In July 2026, Darey Conga created Tales & Rhythm, a live storytelling and percussion event in Sheffield, United Kingdom, combining traditional African percussion, storytelling, and audience participation.

== Reception ==
Darey Conga's performances have received positive attention from music critics and cultural writers.

In a 2024 review published by ThisDay, Michael Kolawole described Darey Conga's performance as drawing extensively from Yoruba folk music and traditional percussion. Kolawole noted his use of instruments, including the djembe, congas, and sẹ̀kẹ̀rẹ̀, as well as his performance of traditional Yoruba children's songs. He wrote that the repertoire emphasized the preservation of indigenous musical traditions while showcasing Darey's technical proficiency as a percussionist.

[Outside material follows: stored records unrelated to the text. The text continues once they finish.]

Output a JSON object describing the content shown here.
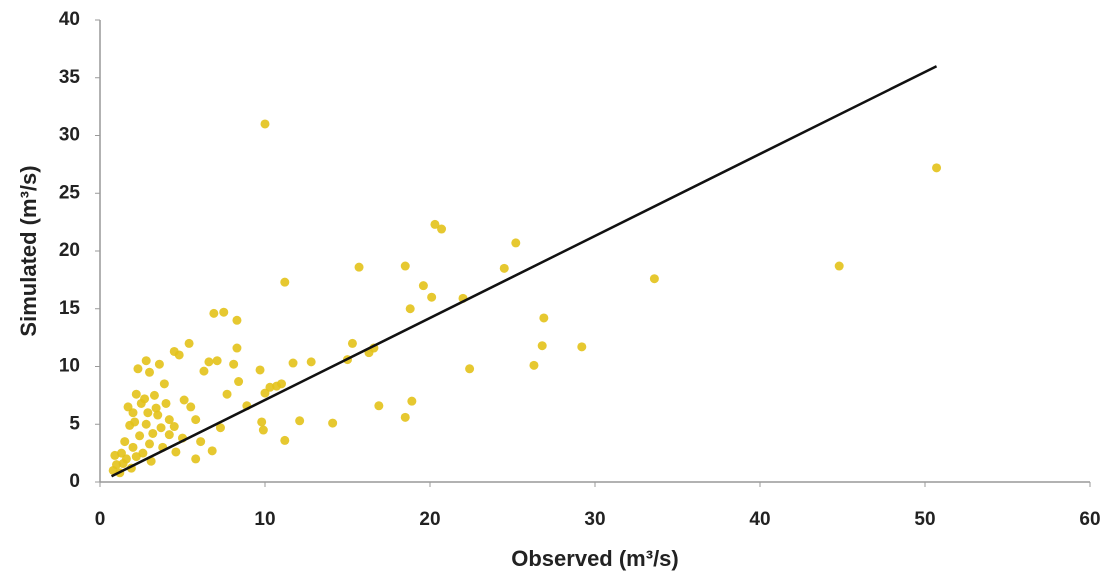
{
  "chart_data": {
    "type": "scatter",
    "x_label": "Observed (m³/s)",
    "y_label": "Simulated (m³/s)",
    "xlim": [
      0,
      60
    ],
    "ylim": [
      0,
      40
    ],
    "xticks": [
      0,
      10,
      20,
      30,
      40,
      50,
      60
    ],
    "yticks": [
      0,
      5,
      10,
      15,
      20,
      25,
      30,
      35,
      40
    ],
    "grid": false,
    "series": [
      {
        "color": "#e3c21a",
        "x": [
          10,
          50.7,
          44.8,
          33.6,
          29.2,
          26.9,
          26.8,
          26.3,
          25.2,
          24.5,
          22.4,
          22,
          20.7,
          20.3,
          20.1,
          19.6,
          18.8,
          18.5,
          18.9,
          18.5,
          16.9,
          16.6,
          16.3,
          15.7,
          15.3,
          15,
          14.1,
          12.8,
          12.1,
          11.7,
          11.2,
          11.2,
          11,
          10.7,
          10.3,
          10,
          9.9,
          9.8,
          9.7,
          8.9,
          8.4,
          8.3,
          8.3,
          7.5,
          6.9,
          7.1,
          6.6,
          6.3,
          7.7,
          8.1,
          7.3,
          6.8,
          6.1,
          5.8,
          5.4,
          5.5,
          5.1,
          4.8,
          4.5,
          4.6,
          4.2,
          3.9,
          3.6,
          3.3,
          3,
          2.8,
          2.3,
          2.5,
          2.2,
          2,
          1.8,
          1.5,
          1.3,
          1,
          0.8,
          1.2,
          1.6,
          2,
          2.4,
          2.8,
          3.2,
          3.5,
          3.8,
          4.2,
          2.6,
          3,
          1.9,
          2.2,
          1.4,
          0.9,
          2.7,
          3.4,
          4,
          4.5,
          5,
          5.8,
          1.7,
          2.1,
          3.1,
          2.9,
          3.7
        ],
        "values": [
          31,
          27.2,
          18.7,
          17.6,
          11.7,
          14.2,
          11.8,
          10.1,
          20.7,
          18.5,
          9.8,
          15.9,
          21.9,
          22.3,
          16,
          17,
          15,
          18.7,
          7,
          5.6,
          6.6,
          11.6,
          11.2,
          18.6,
          12,
          10.6,
          5.1,
          10.4,
          5.3,
          10.3,
          17.3,
          3.6,
          8.5,
          8.3,
          8.2,
          7.7,
          4.5,
          5.2,
          9.7,
          6.6,
          8.7,
          11.6,
          14,
          14.7,
          14.6,
          10.5,
          10.4,
          9.6,
          7.6,
          10.2,
          4.7,
          2.7,
          3.5,
          2,
          12,
          6.5,
          7.1,
          11,
          11.3,
          2.6,
          5.4,
          8.5,
          10.2,
          7.5,
          9.5,
          10.5,
          9.8,
          6.8,
          7.6,
          6,
          4.9,
          3.5,
          2.5,
          1.5,
          1,
          0.8,
          2,
          3,
          4,
          5,
          4.2,
          5.8,
          3,
          4.1,
          2.5,
          3.3,
          1.2,
          2.2,
          1.6,
          2.3,
          7.2,
          6.4,
          6.8,
          4.8,
          3.8,
          5.4,
          6.5,
          5.2,
          1.8,
          6,
          4.7
        ]
      }
    ],
    "trendline": {
      "color": "#111111",
      "x": [
        0.7,
        50.7
      ],
      "values": [
        0.5,
        36
      ]
    }
  }
}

Reviewing Darey Conga's performance at the 2025 Chinese New Year Festival in Sheffield, Music critic Emmanuel Daraloye published on Independent Newspaper that his presentation showcased Yoruba Bata drumming as a form of cultural expression and exchange. Daraloye observed that the performance incorporated audience participation and Bata dance, describing it as an effort to introduce Yoruba musical traditions to an international audience while promoting African cultural heritage.

A 2026 Daily Trust review by music critic Chinonso Ihekire described Darey Conga's performance as blending Yoruba Bata drumming with storytelling and audience participation, noting its emphasis on preserving traditional percussion in contemporary settings.

== Awards and recognitions ==
In July 2025, Darey was awarded the Diaspora Cultural Drummer of the Year award at the Eko Heritage Awards held in Lagos. According to the organizers, the award recognizes his contributions to promoting Nigerian cultural music beyond the country's borders.